What type of lens mount is this? Thank's

http://imagehost.vendio.com/preview/ju/junk250/exaktarauto2Dscf0011.jpg

http://imagehost.vendio.com/preview/ju/junk250/exaktarauto3Dscf0011.jpg


----------



## StreetShark (Mar 21, 2007)

PK I do believe for a old pentax


----------



## ksmattfish (Mar 21, 2007)

It fits Exakta Ihagee cameras. 

http://www.ihagee.org/


----------



## junk250 (Mar 21, 2007)

ksmattfish,

Thank's for that link,now I'm really confused !

This is an "Exaktar",not "Exakta",this lens is made in Japan.I thought maybe Exaktar Japan made lenses for other cameras/mounts?

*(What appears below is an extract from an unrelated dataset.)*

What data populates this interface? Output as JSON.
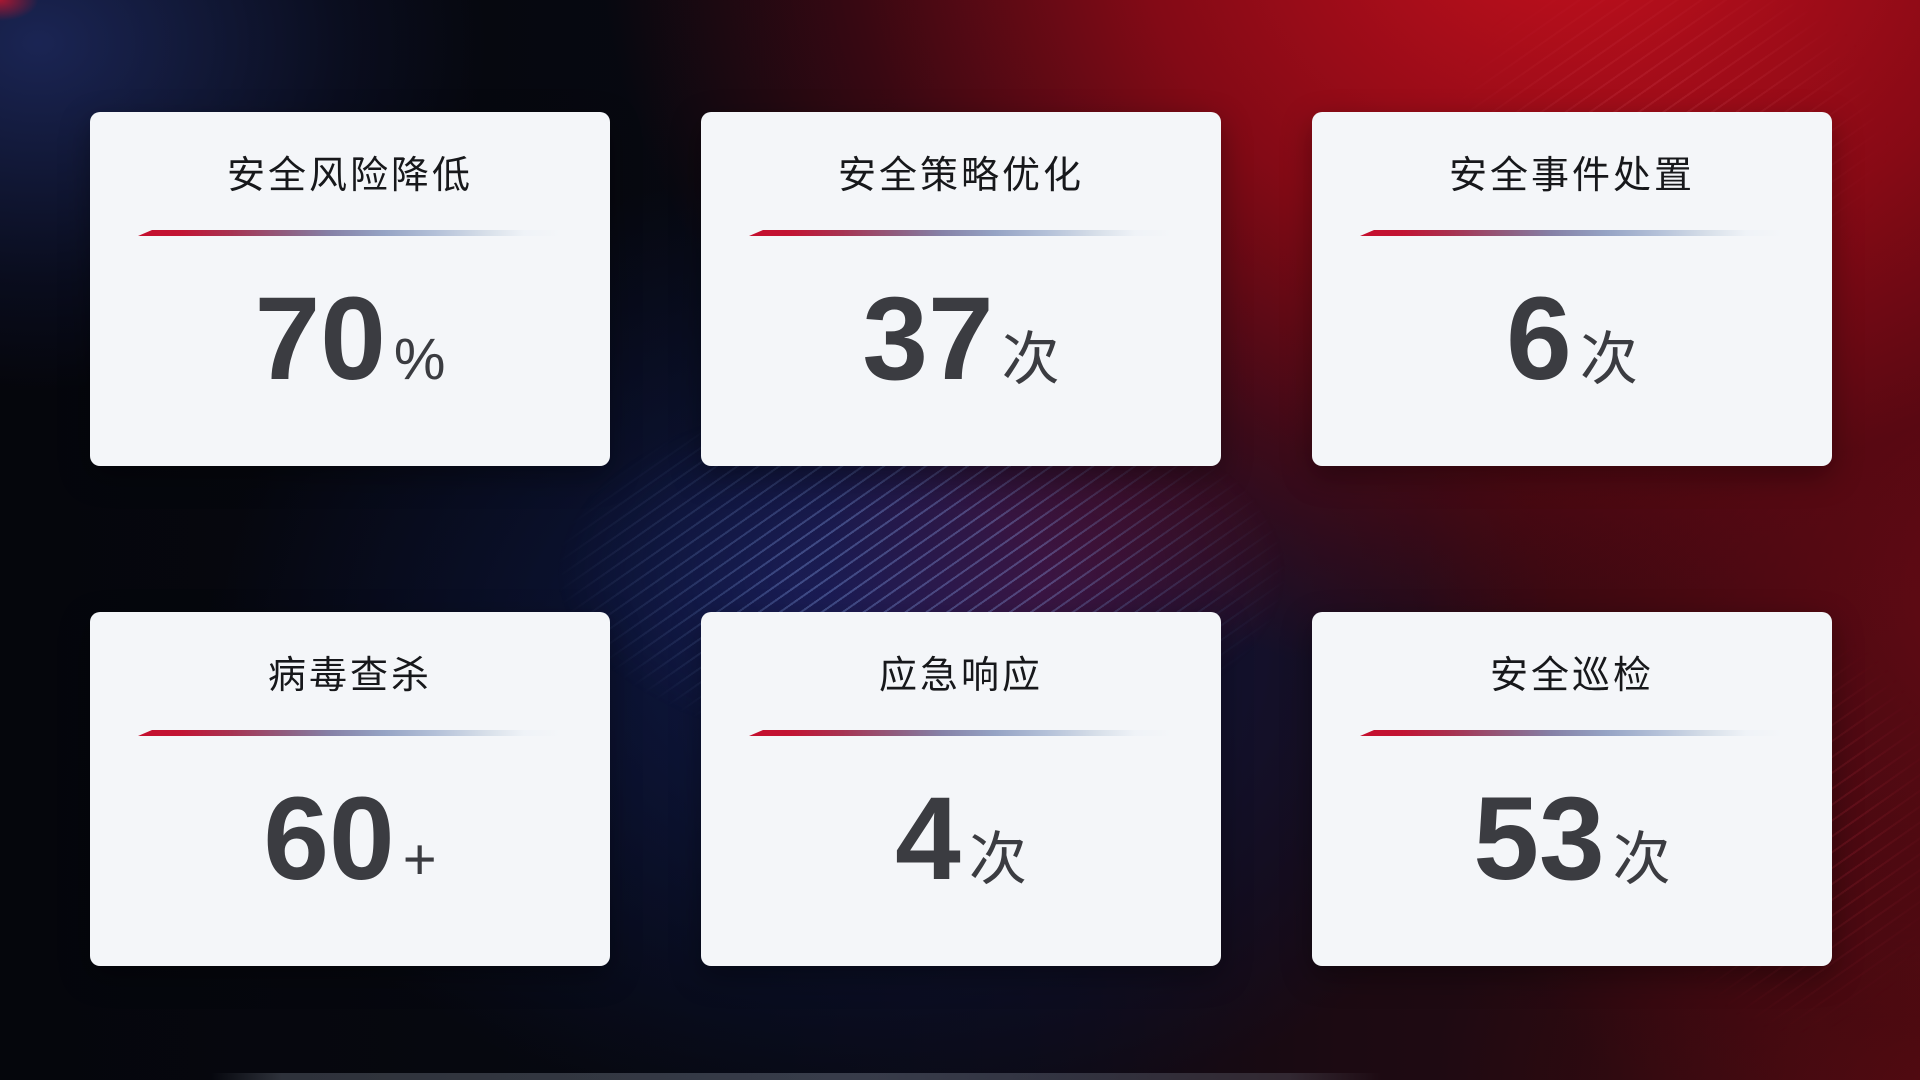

Kind of a cruel spelling synonym?

It's a 1:2.8 135mm by the way.

I saw in the link that the guy with the site collects all Exakta "except Japan",so I guess the lens would not be worth much if it only fits Exaktar.

Any idea of a fair sale value,It's in real nice condition.


----------



## ksmattfish (Mar 22, 2007)

It was common once upon a time for a line of lenses to have a derivitive name:  Nikon - Nikkor, Norita - Noritar, Exakta - Exaktar, etc...

There are 35mm and medium format Exaktas.  I assume your lens is for 35mm Exaktas, but I'm not positive.  The lens mount looks the same as the 35mm Exakta cameras in my collection.  All of my Exakta cameras have Zeiss lenses.  The Exaktars are cheaper Japanese versions, although they may be just as good.

I don't think you'll find any other cameras that take the Exakta lens mount.  It was one of the first bayonet lens mount systems introduced.  Exakta cameras are interesting, because they are the great grandfather of the modern 35 SLR and DSLR systems.  They were the first cameras with many of the features and accessories that led to what we think of in small format cameras today.

Google the name of the lens, or "exakta", and you will find loads of Exakta collectors' sites that I'm sure will have lots of info for you.


----------



## junk250 (Mar 23, 2007)

ksmattfish,

Thank's a lot,that explains it.

I have googled it,but I wasn't familiar with exakta cameras.

Now I know,thanks


----------